Re: Nostratic

From: Anti-imperialist (ai_at_anti-imperialist.net)
Date: 09/18/04


Date: Fri, 17 Sep 2004 19:26:07 -0700

Jacques Guy wrote:
>
> Rex F. May wrote:
>
> > >> Would this, too, be "either coincidence or genetic"?
> > >> Latin mulg-e:re 'to milk'
> > >> Saami mielga 'breast'
> > >> Hungarian mell 'breast'
> > >> Tamil mulai 'breast'
> > >> Malayalam mulai 'breast'
>
> > Hm. I'm agnostic about the whole thing, but how many such examples are
> > there out there, and could they be explained by borrowing?
>
> No need. There are thousands of words to pick, in thousands of
> languages. The truly extraordinary thing would be if you
> could not find a dozen or two (or three, of five) that do
> look the same in a dozen of unrelated languages.
>
> And anyway, Tamil and Malayalam are both Dravidian languages,
> so strike one out,

Why? The more the root is attested, the more the "coincidence" theory
evaporates.

 and the wondrous evidence shrinks to
> Latin, Saami, Hungarian, Tamil.
>
> And, if I remember correctly, Saami is closely related to
> Finnish, more distantly to Hungarian, so strike one out,

Why? The more the root is attested, the more the "coincidence" theory
evaporates.

> and the wondrous evidence shrinks to Latin, Saami, Tamil.

Actually there is a hell of a lot more than that for that root.

Penutian - "mulk'"
Hokan - "milqe"
Macro-Carib - "e'moki"
Equatorial - "mirkoi"
Andean - "malq'a"
Chibchan-Paezan - "murki"
Almosan-Keresouian - "melqw"

> It's the usual "Wow! Birds have two wings and fly, and so do
> bats and jumbo jets, so jumbo jets and bats have feathers
> and lay eggs."

I believe there was an article in Scientific American that looked at
this widely attested root and figured that the odds of this being
"coincidence" as you say were something like 1 billion to 1.
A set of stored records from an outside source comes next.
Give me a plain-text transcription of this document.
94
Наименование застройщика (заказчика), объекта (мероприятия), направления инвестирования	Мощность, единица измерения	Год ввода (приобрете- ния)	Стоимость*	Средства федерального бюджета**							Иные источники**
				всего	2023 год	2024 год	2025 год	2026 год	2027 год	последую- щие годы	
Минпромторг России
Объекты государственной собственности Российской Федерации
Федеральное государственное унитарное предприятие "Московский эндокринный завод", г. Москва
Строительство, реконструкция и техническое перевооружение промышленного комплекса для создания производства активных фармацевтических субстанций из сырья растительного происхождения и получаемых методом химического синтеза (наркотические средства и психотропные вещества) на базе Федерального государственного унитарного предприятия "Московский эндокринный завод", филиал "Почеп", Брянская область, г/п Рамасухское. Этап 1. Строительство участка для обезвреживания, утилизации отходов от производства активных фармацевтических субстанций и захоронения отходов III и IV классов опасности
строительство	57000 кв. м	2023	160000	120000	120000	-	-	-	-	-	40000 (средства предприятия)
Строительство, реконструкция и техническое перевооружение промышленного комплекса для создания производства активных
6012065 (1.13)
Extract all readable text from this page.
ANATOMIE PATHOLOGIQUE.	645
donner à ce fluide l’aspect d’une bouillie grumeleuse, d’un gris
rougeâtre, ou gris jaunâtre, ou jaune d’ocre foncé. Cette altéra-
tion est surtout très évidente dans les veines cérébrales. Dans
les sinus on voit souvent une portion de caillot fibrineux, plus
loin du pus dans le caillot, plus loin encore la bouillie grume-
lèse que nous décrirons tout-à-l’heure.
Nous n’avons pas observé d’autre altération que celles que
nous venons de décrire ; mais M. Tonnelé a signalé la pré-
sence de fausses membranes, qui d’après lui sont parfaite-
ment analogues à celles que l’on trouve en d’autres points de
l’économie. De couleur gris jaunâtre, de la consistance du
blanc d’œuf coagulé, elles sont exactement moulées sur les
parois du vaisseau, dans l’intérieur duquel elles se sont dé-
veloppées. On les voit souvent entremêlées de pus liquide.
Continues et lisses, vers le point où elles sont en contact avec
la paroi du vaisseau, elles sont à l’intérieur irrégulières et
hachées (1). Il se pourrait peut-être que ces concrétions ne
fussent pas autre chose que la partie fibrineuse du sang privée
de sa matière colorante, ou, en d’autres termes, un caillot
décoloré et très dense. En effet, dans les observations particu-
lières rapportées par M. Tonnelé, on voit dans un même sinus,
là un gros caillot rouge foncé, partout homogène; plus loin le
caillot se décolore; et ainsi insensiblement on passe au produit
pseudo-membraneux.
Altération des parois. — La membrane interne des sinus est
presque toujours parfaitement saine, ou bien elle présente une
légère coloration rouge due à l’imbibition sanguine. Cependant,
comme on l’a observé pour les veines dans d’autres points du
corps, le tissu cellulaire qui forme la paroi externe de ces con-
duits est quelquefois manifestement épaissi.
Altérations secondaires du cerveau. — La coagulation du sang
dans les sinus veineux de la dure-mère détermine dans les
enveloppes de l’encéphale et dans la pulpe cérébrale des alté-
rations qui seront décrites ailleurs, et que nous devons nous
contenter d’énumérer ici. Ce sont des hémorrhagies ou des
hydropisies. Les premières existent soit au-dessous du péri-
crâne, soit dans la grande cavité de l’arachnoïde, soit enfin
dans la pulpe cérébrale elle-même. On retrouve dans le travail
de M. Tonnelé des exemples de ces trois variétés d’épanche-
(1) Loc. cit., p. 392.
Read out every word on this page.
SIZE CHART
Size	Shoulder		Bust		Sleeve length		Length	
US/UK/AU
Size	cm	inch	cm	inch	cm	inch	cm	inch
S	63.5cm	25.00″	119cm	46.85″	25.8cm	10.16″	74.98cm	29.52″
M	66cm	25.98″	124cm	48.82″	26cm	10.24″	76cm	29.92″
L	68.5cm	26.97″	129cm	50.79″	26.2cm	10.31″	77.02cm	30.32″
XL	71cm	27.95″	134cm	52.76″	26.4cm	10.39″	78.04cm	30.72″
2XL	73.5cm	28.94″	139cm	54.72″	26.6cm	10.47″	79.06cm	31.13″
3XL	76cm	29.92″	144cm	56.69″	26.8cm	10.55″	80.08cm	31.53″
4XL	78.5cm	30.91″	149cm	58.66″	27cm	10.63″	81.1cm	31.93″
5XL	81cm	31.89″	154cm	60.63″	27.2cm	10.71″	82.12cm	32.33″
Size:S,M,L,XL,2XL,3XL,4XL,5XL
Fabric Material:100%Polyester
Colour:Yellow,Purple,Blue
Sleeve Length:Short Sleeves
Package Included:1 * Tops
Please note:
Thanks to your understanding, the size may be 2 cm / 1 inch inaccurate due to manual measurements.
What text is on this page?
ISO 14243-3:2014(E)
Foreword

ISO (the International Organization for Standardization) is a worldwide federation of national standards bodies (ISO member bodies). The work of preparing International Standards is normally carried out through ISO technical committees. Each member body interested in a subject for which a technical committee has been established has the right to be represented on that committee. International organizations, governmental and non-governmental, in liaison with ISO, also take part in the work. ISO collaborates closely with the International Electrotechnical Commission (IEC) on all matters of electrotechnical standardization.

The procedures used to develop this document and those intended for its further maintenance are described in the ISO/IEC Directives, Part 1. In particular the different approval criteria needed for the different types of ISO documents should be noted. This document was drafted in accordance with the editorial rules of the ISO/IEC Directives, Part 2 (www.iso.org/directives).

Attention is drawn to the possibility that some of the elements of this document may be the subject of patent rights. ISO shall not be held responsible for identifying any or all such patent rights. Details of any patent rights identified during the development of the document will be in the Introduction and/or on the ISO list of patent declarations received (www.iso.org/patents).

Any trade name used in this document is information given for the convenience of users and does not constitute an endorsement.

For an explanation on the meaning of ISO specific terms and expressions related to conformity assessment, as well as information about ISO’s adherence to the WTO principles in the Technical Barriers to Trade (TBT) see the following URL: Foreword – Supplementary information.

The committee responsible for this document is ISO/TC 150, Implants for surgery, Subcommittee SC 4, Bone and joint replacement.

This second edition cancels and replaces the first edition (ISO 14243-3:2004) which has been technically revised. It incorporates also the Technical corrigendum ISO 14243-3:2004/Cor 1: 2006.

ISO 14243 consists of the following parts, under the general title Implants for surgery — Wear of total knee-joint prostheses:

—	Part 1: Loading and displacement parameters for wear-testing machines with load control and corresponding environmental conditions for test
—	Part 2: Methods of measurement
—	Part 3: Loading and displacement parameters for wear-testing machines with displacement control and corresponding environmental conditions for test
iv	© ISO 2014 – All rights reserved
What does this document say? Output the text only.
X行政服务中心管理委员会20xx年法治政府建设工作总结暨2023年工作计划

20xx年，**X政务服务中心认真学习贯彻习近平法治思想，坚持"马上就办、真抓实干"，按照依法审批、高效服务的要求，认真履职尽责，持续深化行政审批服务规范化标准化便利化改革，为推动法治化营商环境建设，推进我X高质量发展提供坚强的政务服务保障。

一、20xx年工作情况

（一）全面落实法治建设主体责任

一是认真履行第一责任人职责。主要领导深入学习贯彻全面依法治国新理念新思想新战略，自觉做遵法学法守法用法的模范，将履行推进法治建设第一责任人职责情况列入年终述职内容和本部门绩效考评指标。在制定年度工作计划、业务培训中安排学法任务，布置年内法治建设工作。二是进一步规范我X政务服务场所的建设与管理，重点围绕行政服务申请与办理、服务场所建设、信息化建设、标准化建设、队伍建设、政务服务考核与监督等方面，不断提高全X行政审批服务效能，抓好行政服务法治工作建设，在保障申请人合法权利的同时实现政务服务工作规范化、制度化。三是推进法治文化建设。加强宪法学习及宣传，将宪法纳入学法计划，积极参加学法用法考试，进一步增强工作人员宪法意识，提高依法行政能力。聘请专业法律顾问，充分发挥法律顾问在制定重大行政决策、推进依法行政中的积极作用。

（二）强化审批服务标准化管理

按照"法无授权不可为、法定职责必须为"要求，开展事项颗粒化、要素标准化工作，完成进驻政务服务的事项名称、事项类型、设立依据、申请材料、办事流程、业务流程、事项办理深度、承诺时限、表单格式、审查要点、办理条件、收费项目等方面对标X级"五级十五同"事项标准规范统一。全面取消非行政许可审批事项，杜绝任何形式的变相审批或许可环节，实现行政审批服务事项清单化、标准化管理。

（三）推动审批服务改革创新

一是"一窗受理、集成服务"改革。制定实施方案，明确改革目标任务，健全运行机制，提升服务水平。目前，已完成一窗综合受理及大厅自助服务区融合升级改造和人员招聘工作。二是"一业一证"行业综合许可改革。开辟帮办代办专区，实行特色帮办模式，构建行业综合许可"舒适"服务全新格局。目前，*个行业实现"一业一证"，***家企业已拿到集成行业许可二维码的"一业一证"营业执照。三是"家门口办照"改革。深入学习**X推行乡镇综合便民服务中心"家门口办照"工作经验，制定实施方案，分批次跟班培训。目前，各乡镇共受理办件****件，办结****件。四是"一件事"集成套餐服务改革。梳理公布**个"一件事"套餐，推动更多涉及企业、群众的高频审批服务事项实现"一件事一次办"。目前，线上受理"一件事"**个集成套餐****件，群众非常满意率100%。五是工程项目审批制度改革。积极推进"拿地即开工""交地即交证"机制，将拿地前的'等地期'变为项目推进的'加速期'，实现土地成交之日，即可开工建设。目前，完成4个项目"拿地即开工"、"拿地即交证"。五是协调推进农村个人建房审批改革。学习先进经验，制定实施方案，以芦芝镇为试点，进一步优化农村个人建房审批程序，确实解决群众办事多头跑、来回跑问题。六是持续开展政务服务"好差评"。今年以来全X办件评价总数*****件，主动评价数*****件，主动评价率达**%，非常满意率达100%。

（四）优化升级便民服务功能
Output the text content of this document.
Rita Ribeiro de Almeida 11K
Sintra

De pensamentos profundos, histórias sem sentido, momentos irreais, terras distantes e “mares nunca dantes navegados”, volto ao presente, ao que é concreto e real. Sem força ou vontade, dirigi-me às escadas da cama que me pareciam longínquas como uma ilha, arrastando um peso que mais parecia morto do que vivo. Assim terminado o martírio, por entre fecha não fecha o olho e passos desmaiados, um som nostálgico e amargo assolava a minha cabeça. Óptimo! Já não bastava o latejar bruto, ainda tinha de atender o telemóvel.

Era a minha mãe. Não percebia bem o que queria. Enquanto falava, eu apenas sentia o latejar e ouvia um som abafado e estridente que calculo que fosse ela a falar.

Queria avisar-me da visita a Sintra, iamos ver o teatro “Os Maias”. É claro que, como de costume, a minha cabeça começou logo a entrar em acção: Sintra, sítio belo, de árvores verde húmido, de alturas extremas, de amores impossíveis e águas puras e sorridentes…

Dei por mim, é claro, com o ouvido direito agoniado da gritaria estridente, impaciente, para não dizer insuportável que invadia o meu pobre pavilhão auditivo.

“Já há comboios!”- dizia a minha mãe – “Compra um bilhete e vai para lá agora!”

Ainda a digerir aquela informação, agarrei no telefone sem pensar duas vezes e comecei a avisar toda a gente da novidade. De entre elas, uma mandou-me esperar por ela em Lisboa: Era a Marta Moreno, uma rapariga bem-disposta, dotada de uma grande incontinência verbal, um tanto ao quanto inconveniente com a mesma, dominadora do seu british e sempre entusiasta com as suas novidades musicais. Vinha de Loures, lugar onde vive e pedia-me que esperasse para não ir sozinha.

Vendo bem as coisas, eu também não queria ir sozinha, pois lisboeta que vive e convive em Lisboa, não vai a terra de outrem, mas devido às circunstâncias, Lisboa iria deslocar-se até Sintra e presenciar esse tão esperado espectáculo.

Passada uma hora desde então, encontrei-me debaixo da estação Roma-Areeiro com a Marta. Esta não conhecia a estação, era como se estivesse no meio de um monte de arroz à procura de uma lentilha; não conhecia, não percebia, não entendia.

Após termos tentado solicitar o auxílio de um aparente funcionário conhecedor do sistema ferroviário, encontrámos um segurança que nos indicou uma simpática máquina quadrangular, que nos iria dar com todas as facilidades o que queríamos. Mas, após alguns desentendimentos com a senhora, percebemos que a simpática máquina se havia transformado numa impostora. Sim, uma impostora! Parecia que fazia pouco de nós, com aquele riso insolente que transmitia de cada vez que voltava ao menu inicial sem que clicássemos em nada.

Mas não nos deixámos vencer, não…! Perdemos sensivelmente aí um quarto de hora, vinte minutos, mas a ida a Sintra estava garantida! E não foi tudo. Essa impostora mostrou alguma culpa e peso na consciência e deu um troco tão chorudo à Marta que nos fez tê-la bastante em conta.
Anyway, we don't "pick 2 languages at random and look for lexical
similarities", which is the red herring of your whole argument. We look
at whole families at a time (as Greenberg does) and then coincidence
gets harder and harder to explain. Even the early Indo-Europeanists
were not so stupid as to pick 2 languages out of the hat and compare
them - they compared large numbers of languages to arrive at IE - and
BTW, to shoot another one of your lame args - IE was proven before it
was ever reconstructed, nor were any sound-change correspondences found
yet. As the SciAm article noted, mathematical models have been devised
to test your "coincidence" theory and it turns out your theory rests on
some rather outrageous statistical premises.